Carson, the US Assistant Secretary of State for African Affairs, said that though the ‘general elections’ is a Kenyan affair, its outcome would have repercussions as a president “must work with the international community.”
“Individuals have reputations; individuals have images, histories and reputations. When they are selected to lead their countries those reputations do not go away from them, they are not separated,” Carson said
“We as the United States do not have a candidate or a choice in the elections; however, choices have consequences, we live in an interconnected world and people should be thoughtful about the impact their choices have on their nation, economy region and the world in which they live.”
Obama further urged Kenyans to reject incitement that could lead to violence as witnessed in the country following the 2007 disputed elections.

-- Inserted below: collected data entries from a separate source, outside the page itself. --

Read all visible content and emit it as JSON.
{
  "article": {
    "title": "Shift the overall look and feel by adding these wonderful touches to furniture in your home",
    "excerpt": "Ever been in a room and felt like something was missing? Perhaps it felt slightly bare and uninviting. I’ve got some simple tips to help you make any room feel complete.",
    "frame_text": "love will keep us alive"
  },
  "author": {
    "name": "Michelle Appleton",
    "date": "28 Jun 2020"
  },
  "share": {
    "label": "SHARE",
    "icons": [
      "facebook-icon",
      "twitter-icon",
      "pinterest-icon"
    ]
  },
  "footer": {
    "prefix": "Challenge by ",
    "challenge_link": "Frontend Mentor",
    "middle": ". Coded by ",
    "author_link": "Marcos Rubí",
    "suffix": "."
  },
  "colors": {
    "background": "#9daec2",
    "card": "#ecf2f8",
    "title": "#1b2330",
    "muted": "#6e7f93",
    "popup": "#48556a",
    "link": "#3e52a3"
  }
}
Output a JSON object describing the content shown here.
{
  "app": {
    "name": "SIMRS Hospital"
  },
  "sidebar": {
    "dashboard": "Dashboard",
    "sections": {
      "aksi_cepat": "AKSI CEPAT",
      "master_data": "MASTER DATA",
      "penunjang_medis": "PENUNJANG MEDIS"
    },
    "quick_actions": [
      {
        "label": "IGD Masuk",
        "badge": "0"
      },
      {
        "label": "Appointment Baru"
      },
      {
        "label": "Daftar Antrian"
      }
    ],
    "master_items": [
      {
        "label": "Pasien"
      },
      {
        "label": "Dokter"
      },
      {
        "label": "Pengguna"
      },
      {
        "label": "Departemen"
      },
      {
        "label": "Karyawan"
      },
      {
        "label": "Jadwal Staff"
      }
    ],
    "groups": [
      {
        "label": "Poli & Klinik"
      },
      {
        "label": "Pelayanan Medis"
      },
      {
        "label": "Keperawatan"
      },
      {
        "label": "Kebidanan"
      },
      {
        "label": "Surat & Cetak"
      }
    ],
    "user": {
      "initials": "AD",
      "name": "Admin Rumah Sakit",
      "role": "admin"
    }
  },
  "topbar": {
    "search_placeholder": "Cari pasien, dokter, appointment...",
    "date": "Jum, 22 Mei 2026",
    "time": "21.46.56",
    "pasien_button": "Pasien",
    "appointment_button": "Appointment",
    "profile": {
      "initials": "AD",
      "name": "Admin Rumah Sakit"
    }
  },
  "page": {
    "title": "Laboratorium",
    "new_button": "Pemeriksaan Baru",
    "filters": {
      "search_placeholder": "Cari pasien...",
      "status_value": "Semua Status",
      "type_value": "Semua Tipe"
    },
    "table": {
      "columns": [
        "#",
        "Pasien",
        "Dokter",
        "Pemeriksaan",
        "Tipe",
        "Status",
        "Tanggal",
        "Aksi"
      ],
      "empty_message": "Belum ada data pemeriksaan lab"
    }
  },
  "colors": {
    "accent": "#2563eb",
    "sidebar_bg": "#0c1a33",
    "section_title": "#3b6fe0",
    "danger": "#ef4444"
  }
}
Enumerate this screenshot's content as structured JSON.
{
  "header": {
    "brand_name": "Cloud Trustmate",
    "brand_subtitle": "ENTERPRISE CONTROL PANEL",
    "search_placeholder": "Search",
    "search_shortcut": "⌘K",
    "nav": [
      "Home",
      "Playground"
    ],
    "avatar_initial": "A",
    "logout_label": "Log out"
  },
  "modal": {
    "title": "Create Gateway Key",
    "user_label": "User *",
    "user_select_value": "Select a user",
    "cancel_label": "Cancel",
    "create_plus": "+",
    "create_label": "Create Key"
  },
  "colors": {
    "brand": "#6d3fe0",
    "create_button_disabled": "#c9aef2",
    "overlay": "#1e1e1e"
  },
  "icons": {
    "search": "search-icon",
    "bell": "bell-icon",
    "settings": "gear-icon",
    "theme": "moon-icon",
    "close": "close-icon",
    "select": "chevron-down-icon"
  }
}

“The choice of who will lead Kenya is up to the Kenyan people. The United States does not endorse any candidate for office, but we do support an election that is peaceful and reflects the will of the people,” Obama said, as quoted by The Standard.
Carson further echoed Obama’s message that the polls should be free and fair. He said, the country’s leaders have to be held responsible for “their actions before during and after the election”.
The envoy further expressed
that peaceful elections would guarantee the nation’s stability in addition to attracting foreign investments thus fueling its economic growth.
“Accountability for electoral violence including that experienced in 2007/8 is an important part of building a peaceful and prosperous county,” Carson said, while highlighting the drop in economic growth experienced after the 2007 general election.
Presidential candidates Uhuru Kenyatta of the Jubilee Alliance and Raila Odinga of the CORD coalition hailed Obama’s message for reform and democracy.
Carson however declined to comment on whether the US government would impose sanctions on Kenyans if Kenyatta and his running mate William Ruto are elected, arguing it would be preemptive and hypothetical.
Mr. Kenyatta and Ruto are due to stand trial for crimes against humanity
at the International Criminal Court (ICC) in the Hague in April, just a month after general elections. The ICC accuses Kenyatta, currently the deputy prime minister, of directing youth from his Kikiyu ethnic community to fight Odinga’s Luo supporters in 2007 -- charges he denies.